Upregulation of the two HIF-α isoforms in the kidney by hypoxia was demonstrated in models of segmental renal infarction and radiocontrast nephropathy (68,69). Although cell-type specificity of HIF isoforms in these models was consistent with previous findings, temporal and spatial profiles of HIF activation were relatively complex, suggesting an important but complicated role of HIF in tissue preservation as a response to regional renal hypoxia. Our recent in vitro experiments showed that HIF-1 in tubular epithelial cells promotes proliferation of endothelial cells and that HIF-2 that is overexpressed in renal endothelial cells mediates migration and network formation; these results suggest a specific role of each isoform in certain cell types (70), although a clear differentiation of their roles independent of localization remains controversial.

Prolyl Hydroxylase

Three HIF prolyl hydroxylases with the potential to catalyze this reaction have been identified, and these proteins, termed PHD1, PHD2, and PHD3, seem to have arisen by gene duplication. The contribution of each to the physiologic regulation of HIF remains uncertain. These respective isoforms each have unique but overlapping patterns of tissue expression. Recent experiments using suppression by small interference RNA showed that each contributes in a nonredundant manner to the regulation of both HIF-1α and HIF-2α subunits and that the contribution of each PHD is strongly dependent on the abundance of the enzyme (71). In most cells, PHD2 has the most dominant effect because it is substantially the most abundant. Whereas both PHD2 and PHD3 proteins are induced by hypoxia, induction of PHD3 is particularly striking in certain cells, and under these conditions, the contribution of PHD3 is greater than that of PHD2. PHD3 seems to contribute more substantially to the regulation of HIF-2α.

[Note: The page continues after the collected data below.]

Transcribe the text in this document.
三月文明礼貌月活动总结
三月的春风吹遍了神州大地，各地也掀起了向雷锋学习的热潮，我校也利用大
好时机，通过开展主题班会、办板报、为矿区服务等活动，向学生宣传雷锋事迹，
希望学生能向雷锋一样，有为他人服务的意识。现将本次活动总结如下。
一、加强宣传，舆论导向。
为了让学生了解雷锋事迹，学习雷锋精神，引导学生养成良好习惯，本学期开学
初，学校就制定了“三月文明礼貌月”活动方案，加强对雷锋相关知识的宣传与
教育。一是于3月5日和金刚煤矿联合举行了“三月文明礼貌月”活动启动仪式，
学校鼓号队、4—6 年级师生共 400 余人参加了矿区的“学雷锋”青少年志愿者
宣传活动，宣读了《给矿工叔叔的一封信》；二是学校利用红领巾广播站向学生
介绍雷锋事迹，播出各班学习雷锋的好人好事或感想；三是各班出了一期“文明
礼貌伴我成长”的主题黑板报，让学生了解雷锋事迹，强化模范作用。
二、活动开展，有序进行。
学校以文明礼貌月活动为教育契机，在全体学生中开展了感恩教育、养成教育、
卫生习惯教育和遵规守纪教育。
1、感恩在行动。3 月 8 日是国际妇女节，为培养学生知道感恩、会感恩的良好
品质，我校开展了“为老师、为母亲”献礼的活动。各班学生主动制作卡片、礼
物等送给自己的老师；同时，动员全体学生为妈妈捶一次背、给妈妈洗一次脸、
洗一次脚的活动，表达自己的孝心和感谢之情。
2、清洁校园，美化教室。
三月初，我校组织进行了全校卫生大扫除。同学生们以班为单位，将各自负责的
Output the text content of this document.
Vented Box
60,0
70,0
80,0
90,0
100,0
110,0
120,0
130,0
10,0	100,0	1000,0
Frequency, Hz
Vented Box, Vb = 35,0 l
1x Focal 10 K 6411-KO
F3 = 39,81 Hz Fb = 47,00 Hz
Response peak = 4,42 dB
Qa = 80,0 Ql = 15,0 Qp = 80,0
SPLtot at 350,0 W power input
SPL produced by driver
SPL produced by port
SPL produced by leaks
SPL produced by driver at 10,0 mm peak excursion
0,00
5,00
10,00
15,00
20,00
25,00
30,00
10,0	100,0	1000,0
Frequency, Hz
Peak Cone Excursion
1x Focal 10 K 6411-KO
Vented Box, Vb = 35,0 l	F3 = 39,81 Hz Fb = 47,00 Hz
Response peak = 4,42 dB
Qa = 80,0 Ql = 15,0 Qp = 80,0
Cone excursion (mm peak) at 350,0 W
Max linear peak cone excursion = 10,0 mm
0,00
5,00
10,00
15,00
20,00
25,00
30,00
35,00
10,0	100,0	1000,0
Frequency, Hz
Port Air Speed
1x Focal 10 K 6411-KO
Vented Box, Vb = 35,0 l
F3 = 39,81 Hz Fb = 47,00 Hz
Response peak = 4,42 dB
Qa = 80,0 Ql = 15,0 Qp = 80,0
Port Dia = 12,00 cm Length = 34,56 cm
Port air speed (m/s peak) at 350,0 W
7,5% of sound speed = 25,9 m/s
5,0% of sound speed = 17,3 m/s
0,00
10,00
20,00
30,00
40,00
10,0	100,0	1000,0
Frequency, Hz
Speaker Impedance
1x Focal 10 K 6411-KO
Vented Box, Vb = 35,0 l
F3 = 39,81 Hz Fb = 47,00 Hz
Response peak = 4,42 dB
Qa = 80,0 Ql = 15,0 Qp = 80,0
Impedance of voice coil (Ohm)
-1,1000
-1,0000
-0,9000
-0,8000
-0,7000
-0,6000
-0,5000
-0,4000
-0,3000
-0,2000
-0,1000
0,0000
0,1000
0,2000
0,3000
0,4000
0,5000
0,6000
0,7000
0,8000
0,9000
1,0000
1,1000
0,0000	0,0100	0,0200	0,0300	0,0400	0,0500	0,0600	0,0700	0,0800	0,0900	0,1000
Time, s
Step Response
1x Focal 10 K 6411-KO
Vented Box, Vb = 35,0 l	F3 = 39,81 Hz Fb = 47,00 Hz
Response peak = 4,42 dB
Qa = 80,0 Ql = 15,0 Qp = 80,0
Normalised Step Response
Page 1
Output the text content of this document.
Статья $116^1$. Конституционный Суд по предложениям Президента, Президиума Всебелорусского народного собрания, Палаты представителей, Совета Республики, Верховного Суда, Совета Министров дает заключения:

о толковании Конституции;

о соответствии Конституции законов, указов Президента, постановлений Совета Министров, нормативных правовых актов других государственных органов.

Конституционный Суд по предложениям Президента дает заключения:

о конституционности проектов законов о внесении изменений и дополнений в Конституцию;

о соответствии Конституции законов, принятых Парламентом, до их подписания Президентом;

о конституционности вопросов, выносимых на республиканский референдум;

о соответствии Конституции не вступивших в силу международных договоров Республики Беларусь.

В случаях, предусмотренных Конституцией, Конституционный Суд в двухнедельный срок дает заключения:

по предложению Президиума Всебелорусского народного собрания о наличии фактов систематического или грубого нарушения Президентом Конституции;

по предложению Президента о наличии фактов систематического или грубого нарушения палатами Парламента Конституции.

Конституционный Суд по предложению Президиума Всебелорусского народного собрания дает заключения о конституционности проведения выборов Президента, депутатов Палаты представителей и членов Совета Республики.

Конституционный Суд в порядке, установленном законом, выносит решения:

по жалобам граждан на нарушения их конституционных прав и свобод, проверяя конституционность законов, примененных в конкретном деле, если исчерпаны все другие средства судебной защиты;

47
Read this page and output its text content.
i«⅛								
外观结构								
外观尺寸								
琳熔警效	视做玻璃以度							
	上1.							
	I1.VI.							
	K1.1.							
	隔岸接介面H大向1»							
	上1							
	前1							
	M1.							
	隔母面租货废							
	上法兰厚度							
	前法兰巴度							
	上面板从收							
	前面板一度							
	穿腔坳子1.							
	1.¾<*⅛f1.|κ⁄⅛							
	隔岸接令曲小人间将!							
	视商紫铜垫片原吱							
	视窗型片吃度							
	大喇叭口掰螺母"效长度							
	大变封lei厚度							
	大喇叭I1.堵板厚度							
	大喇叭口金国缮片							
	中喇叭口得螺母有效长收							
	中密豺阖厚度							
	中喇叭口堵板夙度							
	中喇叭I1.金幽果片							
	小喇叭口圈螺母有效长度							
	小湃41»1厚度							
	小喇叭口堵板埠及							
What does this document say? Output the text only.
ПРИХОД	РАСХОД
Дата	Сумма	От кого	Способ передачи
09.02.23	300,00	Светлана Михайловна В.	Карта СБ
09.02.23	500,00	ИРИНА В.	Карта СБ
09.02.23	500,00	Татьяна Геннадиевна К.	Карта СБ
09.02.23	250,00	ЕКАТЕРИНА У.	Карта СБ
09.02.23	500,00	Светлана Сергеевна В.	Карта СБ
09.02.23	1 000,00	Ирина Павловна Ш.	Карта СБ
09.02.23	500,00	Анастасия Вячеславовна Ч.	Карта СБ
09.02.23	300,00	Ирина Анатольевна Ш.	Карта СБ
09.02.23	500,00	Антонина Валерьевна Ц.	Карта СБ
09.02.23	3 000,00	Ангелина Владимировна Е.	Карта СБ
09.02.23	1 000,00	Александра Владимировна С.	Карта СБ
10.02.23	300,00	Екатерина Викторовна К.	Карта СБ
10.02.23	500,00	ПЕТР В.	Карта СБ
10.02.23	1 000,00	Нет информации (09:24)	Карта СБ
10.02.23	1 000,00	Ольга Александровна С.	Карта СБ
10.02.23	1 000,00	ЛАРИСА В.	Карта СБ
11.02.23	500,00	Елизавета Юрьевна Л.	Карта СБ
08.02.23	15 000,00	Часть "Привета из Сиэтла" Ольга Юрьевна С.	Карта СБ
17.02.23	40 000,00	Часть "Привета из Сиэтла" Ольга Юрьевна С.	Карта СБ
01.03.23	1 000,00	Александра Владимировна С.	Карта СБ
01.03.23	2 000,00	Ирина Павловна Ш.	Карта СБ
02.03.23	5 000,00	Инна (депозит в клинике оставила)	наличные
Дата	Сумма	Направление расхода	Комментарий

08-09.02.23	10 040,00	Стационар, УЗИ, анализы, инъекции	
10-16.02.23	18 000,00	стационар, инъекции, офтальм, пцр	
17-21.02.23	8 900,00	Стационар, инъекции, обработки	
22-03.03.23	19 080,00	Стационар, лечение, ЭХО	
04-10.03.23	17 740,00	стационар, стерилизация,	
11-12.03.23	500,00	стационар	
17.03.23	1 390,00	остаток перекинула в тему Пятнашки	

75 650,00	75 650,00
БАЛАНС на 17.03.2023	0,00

Prolyl hydroxylase inhibitors have been the focus of recent studies on novel strategies to stabilize HIF. More than half a century ago, oral administration of cobaltous chloride was used to treat anemia associated with chronic renal disease (72). Cobalt therapy led to a significant erythropoietic response in association with improved appetite and greater tolerance for medications that are necessary to correct electrolyte abnormalities. However, blood values promptly declined to pretreatment levels when cobalt therapy was discontinued. Although the mechanism of erythropoiesis was unknown at that time, cobalt is now recognized as an inhibitor of PHD and thereby serves as a stimulator of HIF. We demonstrated the renoprotective effects of chemical preconditioning with cobaltous chloride in an ischemic model of renal injury (73). Administration induced upregulation of HIF-regulated genes, such as VEGF and EPO, and subsequently protected the kidney against the tubulointerstitial damage induced by hypoxia. Cobalt treatment was also effective when given after the initial insult in a chronic progressive glomerulonephritis model, a model of cyclosporin nephrotoxicity, and a model of chronic renal failure with glomerular hypertension, demonstrating not only its preventive but also its therapeutic potential (70,74,75).

Although cobalt administration has been somewhat effective in experimental animals, long-term administration to humans is hindered by various side effects. Less toxic and more potent PHD inhibitors have been sought, and a variety of new candidates are now under development (76). Whereas the mammalian genome encodes three closely related proteins with HIF prolyl hydroxylase activity, only a single HIF asparaginyl hydroxylase, FIH, has been identified to date. A therapeutic potential of FIH inhibitors is also an interesting subject to be pursued.